Learning is an amazing gift that only some of us fully understand. Most people only focus on the grade, but I learned that the grade doesn’t reflect on how one learns. To quote my greatest inspiration: “Education thus becomes an act of depositing, in which the students are the depositories and the teacher is the depositor. Instead of communicating the teacher issues communiqués and makes deposits which the students patiently receive, memorize and repeat,” (Friere, 1). This class has taught me how to learn.
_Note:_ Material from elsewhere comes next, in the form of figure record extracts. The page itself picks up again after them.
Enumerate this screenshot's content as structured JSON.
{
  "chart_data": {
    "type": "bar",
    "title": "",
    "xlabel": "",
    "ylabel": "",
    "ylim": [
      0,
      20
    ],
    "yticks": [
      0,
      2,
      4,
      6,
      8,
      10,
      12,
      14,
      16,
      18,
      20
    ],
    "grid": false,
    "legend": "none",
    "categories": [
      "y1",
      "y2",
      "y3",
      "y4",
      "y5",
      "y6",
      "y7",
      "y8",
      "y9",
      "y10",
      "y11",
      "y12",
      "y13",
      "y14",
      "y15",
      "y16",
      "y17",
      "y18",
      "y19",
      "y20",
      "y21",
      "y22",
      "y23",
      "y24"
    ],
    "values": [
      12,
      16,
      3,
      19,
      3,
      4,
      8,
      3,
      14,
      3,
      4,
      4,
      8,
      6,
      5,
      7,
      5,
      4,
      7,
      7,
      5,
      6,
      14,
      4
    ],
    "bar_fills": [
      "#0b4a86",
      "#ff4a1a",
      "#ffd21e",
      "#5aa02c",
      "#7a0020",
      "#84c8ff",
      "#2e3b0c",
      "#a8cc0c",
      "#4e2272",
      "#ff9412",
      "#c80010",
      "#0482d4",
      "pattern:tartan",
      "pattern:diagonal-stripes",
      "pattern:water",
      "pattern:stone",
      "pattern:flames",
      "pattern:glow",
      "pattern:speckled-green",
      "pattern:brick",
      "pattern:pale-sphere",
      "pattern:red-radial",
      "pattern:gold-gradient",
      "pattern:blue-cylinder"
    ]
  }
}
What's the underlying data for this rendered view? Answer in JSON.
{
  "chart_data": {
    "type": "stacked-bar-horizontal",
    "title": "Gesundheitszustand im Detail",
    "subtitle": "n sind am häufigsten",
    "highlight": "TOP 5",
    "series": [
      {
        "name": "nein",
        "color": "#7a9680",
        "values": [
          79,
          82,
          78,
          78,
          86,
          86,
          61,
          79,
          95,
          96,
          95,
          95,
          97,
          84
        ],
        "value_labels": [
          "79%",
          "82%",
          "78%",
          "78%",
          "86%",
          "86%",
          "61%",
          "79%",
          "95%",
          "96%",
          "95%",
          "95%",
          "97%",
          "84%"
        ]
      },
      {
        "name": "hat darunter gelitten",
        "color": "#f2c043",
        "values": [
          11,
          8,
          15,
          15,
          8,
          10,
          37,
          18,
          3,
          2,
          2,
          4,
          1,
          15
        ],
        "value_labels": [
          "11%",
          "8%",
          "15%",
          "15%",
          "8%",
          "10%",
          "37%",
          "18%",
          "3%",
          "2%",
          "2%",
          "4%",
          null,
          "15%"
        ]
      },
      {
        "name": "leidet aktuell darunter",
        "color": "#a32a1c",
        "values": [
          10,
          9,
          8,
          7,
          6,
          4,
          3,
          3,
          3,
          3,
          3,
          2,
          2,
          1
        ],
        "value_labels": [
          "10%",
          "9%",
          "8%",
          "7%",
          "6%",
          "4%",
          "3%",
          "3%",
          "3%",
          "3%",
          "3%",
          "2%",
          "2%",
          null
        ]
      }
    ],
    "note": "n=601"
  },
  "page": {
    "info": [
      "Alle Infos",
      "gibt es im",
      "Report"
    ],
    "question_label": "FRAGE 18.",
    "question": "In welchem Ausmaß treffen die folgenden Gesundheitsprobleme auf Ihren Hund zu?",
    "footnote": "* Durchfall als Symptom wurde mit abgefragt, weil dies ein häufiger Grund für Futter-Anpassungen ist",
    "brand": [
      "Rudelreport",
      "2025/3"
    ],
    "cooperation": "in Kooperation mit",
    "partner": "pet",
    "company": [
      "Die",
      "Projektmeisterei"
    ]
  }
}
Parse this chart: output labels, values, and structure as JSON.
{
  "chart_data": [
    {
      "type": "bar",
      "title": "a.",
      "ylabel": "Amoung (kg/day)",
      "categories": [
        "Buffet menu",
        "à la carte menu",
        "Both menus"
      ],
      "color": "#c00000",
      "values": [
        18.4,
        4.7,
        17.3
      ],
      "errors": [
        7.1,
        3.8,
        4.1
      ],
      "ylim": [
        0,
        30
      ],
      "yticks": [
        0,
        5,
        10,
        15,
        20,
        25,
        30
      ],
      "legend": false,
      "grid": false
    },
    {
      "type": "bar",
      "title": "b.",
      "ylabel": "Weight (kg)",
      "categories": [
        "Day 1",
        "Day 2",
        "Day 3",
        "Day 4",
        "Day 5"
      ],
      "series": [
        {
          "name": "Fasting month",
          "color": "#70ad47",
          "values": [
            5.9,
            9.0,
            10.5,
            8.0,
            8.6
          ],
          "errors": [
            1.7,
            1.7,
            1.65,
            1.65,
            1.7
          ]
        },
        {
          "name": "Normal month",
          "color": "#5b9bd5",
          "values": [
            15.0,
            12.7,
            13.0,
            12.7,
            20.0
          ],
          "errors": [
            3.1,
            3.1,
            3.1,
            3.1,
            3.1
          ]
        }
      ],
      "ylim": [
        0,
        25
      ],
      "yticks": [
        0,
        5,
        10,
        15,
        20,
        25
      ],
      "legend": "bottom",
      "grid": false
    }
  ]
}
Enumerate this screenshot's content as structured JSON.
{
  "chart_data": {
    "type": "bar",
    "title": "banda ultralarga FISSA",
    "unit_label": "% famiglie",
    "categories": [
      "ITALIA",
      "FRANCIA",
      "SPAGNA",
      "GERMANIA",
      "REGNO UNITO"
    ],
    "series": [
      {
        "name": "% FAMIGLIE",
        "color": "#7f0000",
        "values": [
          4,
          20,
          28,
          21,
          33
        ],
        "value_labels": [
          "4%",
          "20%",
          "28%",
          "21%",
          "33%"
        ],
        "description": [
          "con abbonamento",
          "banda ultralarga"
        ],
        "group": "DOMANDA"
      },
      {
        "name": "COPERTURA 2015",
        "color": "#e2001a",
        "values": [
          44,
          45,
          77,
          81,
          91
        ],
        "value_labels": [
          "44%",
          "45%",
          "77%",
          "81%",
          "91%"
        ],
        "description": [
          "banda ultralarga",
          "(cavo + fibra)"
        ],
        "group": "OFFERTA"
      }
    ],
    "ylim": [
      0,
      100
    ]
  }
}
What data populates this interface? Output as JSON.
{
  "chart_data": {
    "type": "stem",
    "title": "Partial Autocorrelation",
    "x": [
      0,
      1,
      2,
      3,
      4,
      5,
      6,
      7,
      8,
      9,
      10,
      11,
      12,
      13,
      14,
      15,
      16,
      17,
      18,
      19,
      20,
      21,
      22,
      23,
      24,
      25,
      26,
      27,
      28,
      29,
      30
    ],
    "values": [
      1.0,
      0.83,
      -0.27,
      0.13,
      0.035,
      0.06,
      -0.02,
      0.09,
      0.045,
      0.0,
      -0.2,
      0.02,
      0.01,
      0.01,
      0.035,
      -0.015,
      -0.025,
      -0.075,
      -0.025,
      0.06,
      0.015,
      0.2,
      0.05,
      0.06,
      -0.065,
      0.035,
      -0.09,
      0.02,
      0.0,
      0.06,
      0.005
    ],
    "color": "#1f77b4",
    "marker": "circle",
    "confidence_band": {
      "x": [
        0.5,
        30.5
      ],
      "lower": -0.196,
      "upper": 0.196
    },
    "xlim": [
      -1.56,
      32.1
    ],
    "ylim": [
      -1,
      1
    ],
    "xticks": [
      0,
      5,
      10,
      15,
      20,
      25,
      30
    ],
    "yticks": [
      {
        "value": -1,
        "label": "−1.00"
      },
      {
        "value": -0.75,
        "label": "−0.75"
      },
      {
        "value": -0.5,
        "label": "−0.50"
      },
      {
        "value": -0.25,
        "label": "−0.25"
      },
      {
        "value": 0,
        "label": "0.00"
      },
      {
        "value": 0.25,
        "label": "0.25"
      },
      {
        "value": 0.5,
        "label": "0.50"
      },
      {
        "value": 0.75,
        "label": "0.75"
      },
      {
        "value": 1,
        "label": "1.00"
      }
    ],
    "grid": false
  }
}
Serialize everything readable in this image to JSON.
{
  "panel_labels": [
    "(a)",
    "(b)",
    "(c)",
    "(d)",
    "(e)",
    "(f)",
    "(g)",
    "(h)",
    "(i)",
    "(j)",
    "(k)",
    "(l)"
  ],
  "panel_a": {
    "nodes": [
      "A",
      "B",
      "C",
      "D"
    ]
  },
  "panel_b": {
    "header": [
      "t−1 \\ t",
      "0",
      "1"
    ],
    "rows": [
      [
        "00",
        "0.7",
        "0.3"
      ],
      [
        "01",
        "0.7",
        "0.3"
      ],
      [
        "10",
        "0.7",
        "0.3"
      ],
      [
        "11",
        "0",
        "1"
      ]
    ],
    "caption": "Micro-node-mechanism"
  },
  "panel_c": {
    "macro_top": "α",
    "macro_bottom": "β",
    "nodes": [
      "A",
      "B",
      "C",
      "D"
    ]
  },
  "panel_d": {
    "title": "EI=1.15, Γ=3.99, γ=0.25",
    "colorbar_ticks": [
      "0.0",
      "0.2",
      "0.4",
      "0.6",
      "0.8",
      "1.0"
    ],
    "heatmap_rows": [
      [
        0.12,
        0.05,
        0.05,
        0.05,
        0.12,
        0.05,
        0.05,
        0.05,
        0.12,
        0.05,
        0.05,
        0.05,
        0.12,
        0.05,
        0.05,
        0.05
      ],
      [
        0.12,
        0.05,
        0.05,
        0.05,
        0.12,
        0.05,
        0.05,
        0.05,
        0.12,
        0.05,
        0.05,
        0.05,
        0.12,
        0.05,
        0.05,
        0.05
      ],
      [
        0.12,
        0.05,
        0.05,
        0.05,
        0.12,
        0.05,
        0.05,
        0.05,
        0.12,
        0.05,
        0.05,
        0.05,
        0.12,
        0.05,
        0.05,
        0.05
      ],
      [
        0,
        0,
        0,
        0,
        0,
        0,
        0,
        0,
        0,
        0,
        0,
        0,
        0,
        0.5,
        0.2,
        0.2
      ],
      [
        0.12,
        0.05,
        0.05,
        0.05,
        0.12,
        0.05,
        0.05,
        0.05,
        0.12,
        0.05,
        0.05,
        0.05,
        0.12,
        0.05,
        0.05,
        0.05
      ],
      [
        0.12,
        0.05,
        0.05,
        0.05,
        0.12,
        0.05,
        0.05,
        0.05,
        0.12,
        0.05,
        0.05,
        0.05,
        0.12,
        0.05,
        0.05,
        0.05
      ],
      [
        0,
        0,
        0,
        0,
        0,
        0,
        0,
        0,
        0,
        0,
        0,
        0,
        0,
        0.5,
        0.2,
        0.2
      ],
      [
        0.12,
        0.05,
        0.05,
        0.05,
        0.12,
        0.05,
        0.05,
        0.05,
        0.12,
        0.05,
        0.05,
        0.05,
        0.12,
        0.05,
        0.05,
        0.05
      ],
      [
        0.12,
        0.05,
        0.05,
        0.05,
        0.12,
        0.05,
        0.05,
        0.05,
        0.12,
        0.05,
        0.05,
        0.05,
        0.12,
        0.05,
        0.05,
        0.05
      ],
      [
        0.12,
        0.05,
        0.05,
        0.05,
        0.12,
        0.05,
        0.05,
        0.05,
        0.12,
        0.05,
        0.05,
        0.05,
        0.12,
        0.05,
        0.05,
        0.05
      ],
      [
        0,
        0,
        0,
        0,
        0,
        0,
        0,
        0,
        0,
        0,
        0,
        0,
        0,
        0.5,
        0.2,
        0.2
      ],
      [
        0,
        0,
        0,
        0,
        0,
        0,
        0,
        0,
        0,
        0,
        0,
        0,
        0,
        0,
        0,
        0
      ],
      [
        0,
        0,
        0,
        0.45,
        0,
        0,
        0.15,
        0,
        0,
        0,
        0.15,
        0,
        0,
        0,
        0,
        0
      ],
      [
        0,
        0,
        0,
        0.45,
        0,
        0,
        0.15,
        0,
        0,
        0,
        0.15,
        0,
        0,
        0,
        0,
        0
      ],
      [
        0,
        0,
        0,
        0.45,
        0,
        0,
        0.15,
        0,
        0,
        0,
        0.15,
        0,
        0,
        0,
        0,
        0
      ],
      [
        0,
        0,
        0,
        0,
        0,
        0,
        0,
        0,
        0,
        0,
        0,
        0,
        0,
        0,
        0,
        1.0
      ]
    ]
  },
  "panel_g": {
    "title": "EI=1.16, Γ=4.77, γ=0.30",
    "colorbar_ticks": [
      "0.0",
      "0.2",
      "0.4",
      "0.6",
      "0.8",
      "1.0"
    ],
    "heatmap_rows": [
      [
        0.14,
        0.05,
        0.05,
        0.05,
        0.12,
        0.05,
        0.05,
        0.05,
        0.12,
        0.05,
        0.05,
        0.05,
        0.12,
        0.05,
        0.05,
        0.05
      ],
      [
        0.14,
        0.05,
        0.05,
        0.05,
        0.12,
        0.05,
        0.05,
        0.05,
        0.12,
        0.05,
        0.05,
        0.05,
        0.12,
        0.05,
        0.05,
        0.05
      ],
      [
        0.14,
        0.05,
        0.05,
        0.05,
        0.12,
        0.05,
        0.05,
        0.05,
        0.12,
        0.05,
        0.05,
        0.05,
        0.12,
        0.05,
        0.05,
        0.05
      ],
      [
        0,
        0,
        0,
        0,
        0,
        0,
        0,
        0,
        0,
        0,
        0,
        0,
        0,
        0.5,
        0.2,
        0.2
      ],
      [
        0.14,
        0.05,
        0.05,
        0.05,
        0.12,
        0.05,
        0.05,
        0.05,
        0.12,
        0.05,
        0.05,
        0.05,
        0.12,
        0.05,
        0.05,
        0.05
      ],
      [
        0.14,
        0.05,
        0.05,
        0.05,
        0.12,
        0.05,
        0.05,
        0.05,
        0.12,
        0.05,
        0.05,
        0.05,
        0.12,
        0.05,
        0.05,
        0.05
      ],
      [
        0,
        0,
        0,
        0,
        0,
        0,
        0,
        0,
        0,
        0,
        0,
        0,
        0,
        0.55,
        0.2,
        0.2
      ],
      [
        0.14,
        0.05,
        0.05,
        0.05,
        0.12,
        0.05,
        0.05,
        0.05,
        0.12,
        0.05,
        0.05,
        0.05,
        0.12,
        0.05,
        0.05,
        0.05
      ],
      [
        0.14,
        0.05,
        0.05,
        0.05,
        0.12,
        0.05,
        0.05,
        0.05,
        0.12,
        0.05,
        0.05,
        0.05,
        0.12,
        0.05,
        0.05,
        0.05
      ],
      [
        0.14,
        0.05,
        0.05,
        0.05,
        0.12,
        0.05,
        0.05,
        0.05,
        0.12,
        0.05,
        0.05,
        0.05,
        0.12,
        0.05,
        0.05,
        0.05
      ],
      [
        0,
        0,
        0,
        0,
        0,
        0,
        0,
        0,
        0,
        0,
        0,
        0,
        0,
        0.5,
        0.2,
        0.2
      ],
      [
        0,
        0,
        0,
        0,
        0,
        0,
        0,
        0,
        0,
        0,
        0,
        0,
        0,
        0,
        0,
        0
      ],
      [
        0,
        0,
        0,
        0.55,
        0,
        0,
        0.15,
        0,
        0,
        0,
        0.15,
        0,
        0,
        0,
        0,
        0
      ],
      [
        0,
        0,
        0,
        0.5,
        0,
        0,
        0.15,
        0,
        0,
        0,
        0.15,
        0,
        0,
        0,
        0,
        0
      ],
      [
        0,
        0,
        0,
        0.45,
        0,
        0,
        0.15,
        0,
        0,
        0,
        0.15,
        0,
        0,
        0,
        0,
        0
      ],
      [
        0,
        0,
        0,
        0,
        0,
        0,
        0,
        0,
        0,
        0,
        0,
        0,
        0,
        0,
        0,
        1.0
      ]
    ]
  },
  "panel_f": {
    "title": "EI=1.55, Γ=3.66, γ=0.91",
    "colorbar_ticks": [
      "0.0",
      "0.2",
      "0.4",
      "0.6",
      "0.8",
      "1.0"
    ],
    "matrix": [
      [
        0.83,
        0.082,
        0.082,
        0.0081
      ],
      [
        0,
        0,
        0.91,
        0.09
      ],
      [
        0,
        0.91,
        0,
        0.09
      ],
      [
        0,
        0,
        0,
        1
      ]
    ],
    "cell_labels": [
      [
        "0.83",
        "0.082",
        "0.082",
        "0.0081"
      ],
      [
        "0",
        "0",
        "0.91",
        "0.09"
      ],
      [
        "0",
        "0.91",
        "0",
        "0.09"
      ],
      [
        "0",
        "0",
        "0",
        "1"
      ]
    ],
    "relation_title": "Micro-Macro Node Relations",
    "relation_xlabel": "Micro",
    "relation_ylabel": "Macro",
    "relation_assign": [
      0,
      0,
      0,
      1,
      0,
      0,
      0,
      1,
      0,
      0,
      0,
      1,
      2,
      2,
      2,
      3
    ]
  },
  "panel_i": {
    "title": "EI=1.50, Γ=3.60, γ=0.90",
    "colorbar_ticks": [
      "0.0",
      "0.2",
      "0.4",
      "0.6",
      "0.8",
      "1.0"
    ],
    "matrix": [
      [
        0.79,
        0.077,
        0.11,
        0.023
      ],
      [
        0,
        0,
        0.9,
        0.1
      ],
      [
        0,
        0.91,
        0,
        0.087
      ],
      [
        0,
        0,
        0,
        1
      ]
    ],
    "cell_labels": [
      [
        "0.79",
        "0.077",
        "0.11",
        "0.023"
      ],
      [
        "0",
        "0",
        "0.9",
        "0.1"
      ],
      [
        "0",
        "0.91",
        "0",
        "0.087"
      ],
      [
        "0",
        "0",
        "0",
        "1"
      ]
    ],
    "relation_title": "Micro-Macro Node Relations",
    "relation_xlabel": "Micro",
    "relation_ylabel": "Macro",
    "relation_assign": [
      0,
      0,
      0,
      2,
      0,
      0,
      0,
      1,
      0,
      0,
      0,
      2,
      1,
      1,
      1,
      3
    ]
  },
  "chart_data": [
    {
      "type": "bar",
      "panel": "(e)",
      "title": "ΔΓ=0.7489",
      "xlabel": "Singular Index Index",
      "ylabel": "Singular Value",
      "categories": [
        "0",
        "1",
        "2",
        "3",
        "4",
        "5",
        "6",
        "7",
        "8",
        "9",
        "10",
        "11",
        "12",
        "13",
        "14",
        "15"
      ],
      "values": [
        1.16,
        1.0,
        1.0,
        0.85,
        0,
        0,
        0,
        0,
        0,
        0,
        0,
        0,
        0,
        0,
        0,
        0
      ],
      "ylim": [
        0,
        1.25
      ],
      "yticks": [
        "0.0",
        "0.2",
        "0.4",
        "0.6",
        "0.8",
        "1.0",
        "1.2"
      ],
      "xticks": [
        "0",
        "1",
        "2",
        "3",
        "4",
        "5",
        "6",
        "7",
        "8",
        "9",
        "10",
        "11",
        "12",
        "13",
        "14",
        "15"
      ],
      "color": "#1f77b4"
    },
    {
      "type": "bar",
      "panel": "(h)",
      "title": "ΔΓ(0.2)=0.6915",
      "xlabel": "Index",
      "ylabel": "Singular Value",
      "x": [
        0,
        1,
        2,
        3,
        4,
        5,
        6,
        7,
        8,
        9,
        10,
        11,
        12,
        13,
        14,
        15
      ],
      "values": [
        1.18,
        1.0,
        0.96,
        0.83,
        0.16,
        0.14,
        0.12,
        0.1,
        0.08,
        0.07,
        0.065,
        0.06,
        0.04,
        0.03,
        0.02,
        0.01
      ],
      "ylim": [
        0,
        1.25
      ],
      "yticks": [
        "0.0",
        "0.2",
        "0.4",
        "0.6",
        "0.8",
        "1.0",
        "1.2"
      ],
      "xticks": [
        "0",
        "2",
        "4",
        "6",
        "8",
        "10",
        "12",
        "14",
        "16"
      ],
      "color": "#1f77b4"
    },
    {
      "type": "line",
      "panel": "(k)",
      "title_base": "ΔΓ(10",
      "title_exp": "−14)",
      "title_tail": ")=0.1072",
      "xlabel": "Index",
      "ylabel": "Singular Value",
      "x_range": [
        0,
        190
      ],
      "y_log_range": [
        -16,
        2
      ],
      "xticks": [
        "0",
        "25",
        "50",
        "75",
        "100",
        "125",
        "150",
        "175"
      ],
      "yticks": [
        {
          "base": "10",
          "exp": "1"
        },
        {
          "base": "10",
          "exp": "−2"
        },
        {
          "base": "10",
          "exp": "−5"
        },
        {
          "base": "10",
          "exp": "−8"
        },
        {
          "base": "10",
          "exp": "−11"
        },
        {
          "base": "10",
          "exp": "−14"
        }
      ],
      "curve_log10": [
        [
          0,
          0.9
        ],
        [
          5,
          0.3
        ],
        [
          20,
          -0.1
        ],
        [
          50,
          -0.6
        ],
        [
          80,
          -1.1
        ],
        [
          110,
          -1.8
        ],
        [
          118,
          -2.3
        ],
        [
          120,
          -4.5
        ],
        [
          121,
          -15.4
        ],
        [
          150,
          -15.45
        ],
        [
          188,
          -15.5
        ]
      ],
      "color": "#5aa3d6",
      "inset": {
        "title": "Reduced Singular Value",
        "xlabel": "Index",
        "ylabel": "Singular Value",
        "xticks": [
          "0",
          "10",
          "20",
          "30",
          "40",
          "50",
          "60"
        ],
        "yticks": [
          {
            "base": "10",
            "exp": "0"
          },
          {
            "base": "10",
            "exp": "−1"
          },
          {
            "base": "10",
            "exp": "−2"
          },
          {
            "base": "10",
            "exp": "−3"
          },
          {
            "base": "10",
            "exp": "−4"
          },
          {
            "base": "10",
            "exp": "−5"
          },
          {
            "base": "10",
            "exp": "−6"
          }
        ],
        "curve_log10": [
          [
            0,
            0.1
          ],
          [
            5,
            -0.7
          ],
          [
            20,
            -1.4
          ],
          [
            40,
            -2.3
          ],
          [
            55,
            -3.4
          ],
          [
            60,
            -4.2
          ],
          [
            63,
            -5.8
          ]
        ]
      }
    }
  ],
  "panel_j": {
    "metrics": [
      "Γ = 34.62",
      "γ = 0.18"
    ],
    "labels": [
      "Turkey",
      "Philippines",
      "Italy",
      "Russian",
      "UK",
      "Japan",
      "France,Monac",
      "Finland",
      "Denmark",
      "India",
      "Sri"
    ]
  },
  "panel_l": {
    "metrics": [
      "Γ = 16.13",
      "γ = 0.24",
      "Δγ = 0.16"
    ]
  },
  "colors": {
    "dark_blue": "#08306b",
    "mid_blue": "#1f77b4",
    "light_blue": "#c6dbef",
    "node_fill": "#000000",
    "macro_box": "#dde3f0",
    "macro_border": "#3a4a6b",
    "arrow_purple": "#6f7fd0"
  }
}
Fortunately, my search for who I am did not end when this class did. My initial goal in college was to devote my life to my favorite form of expression, that is, music specifically from the Romantic era, which has always been a “go to” when I needed to just be me. How could I not spend the rest of my life studying music of the composers who inspired me? As it turns out, one need not to major in music to do so. I found my music major status put me in the company of hyper-competitive students who were willing to sabotage each other to boost themselves, an unhealthy environment for those who want to learn for the sake of learning. Math, on the other hand, has a different atmosphere: everybody encourages learning together because what better way to learn than from each other? This couldn’t be a better fit for me, especially because my passion for math is just as strong as my passion for music. Although majoring in music injured my appetite for it, majoring in math enhanced it. Not to say that one major is superior to another, but rather, they gear towards opposites. My favorite consequence of the switch was finding another puzzle piece to who I am and what it means to be me.
Anzaldua, Gloria. “How to Tame a Wild Tongue,” Web.
Douglas, Fredrick. “Learning to Read and Write,” Web.
King, Martin Luther. “Letter from Birmingham Jail,” Web.
Plato. “The Allegory of the Cave,” Web.
Watts, Alan. “The Book: On the Taboo Against Knowing Who You Are,” Web.
Whitman, Walt. “Song of Myself,” Web.